Pour avoir révélé des informations qui auraient dû faire les choux gras de la presse depuis belle lurette, l’inspecteur des Impôts, Ousmane SONKO, est en phase d’être extirpé de la fonction publique. La suspension ne suffit pas, autour du bol de Macky Sall, le mot d’ordre semble clair: on se sert en silence ou on reçoit un coup de pied au derrière.
Le régime du président SALL ira-t-il jusqu’au bout de sa logique en radiant de la fonction publique l’inspecteur des Impôts Ousmane SONKO ? La convocation de ce dernier devant le conseil de discipline de la fonction publique tend à renseigner que la messe est déjà dite. Les tenants du pouvoir semblent ne guère vouloir se contenter de la suspension déjà très contestée d’Ousmane SONKO. Pour eux, les «pêchés professionnels», que ce dernier aurait commis et qu’ils sont les seuls à avoir constaté, ne peuvent être absous que sous la guillotine. Un fantomatique conseil de discipline, présidé par Mouhamed Mahmoud Diop que Macky SALL a nommé Directeur général de la Fonction publique mercredi 20 janvier 2016, est mis en branle et va se pencher sur la question ce mercredi 24 août.
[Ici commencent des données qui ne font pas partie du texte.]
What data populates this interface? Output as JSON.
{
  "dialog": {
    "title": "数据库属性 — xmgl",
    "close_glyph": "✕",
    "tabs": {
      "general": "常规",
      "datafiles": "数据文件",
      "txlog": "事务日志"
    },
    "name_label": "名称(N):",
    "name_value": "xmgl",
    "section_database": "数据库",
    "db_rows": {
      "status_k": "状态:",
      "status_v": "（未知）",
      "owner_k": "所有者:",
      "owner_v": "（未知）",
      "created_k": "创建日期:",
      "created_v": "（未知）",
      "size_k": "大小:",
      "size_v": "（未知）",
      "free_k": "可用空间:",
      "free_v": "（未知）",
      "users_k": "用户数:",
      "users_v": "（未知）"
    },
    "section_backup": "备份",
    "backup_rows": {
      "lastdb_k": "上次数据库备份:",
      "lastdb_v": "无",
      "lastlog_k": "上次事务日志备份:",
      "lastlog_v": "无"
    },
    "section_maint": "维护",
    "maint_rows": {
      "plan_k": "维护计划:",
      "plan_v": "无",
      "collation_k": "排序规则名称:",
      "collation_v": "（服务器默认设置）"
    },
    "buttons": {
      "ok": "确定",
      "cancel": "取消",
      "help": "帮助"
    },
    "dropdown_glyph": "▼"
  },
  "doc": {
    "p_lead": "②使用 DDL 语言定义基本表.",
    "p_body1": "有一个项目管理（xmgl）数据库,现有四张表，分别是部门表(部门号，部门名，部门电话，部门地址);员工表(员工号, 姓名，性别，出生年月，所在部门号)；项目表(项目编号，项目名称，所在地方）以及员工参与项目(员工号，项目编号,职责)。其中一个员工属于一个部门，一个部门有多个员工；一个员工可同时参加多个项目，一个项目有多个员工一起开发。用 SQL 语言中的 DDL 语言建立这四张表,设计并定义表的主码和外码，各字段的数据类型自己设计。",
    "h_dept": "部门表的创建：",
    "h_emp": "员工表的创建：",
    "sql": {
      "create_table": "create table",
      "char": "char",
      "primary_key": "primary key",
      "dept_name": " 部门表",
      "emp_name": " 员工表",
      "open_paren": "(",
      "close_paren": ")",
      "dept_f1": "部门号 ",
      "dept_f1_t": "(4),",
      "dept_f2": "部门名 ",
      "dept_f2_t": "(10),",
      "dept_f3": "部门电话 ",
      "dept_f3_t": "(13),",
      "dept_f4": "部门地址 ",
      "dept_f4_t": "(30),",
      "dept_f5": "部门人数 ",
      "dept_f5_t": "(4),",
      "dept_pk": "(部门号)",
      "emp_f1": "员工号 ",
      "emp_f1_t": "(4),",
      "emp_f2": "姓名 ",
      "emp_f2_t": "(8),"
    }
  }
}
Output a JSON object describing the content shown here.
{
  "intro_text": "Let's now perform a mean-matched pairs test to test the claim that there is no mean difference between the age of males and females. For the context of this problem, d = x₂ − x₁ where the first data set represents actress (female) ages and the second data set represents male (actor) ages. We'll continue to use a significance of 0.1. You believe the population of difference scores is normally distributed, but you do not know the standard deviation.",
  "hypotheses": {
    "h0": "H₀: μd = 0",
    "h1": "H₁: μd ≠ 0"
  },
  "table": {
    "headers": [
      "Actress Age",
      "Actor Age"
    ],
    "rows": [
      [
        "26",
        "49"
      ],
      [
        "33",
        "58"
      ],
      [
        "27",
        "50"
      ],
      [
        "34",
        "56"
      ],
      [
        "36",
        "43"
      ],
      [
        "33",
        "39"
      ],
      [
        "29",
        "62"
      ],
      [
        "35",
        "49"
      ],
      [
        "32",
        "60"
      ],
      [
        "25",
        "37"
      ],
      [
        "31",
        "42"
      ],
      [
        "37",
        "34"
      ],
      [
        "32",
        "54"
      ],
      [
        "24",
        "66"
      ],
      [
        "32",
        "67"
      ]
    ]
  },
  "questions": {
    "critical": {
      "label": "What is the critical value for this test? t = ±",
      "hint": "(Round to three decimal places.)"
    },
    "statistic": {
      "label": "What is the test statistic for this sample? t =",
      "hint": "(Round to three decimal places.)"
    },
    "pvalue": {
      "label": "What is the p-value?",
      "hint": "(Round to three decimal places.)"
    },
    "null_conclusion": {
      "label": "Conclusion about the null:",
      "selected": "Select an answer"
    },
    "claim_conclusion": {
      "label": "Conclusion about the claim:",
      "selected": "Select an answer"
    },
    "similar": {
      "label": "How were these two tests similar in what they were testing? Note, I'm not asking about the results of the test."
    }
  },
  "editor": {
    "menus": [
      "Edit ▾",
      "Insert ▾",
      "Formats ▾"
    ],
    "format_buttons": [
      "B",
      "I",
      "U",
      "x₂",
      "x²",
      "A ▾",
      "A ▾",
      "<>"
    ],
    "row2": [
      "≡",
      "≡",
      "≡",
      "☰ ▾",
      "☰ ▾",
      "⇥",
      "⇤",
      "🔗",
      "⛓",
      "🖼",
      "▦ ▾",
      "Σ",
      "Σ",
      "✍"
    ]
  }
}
Pour Moustapha Diakhaté, la radiation d’Ousmane SONKO ne serait que la suite logique des actes que celui-ci a posés. Comme s’il s’est senti directement visé, le député s’est voulu particulièrement virulent. «Incapable de respecter les principes sacro-saints de dignité, d’impartialité, d’intégrité, de probité, de neutralité devant accompagner les hauts fonctionnaires, toujours à la recherche de la gloire médiatique, Ousmane SONKO doit démissionner ou être démis de la fonction publique pour faire valoir ses droits à la politique politicienne», a déclaré Moustapha DIAKHATE. A lire le député, on aurait dit que l’inspecteur a divulgué, à on ne sait quelle organisation terroriste ou Etat ennemi, des informations top secrètes de défense nationale. Même son de cloche pour le ministre Amadou BA qui de passage à l’Assemblée nationale, le 29 juin, a abondé dans le même sens que le député. «Ces propos, à l’origine de cette affaire, ont des soubassements politiques. Il y aura une réponse politique qui va régler ce problème (…) C’est un débat qui n’aurait jamais dû être soutenu. Nous allons prendre nos responsabilités. Des mesures seront prises, dans les jours à venir, mais dans le respect strict des lois et règlements qui gouvernent la République», avait soutenu l’argentier de l’Etat.
Mais pendant qu’il est question des lois et règlements qui gouvernent la République, est-il besoin de rappeler aux tenants du pouvoir que radier Ousmane SONKO équivaut à les enfreindre. La Constitution dont Macky SALL est le gardien, concède aux citoyens les libertés d’opinion et d’expression. Et s’il est précisé dans la même charte fondamentale que ces libertés «s’exercent dans les conditions prévues par la loi», jusque-là, aucun membre de la mouvance présidentielle n’a indiqué en quoi, Ousmane SONKO a enfreint la loi. «Il a failli à son obligation de réserve», rétorque-t-on, pour justifier la suspension. A la question quel est le dossier dont il avait la charge et qu’il a partagé avec le public, les partisans de Macky SALL donnent leur langue au chat. Pourtant, quelques jours après les déclarations d’Ousmane SONKO, quand les nuages se sont quelque peu dissipés, les députés se sont accusés. Beaucoup d’entre eux ont pointé du doigt le président de l’Assemblée nationale qui n’aurait pas insisté pour que les impôts des députés soient reversés au Trésor. Mais au lieu de décorer l’inspecteur qui a mis à nu un grave manquement préjudiciable au contribuable sénégalais, c’est la chasse à la sorcière. Les hauts fonctionnaires ont beaucoup trop de boulot pour s’adonner à la politique qui est faite pour ceux qui n’ont pas de réel travail ou pour les privés.
Aminata SOW SIDIBE a été démise de ses fonctions de conseiller du président de la République pour avoir mis son grain de sel dans le dossier de Karim Wade. Mais, puisque c’était une fonction politique, beaucoup se sont juste contentés de déplorer la manière. En radiant Ousmane SONKO, qui n’a eu besoin de la signature d’aucun décret pour être inspecteur des Impôts, le régime de Macky SALL, qui peut encore faire machine arrière, va commettre une grave forfaiture et créer un précédent aussi scandaleux que dangereux.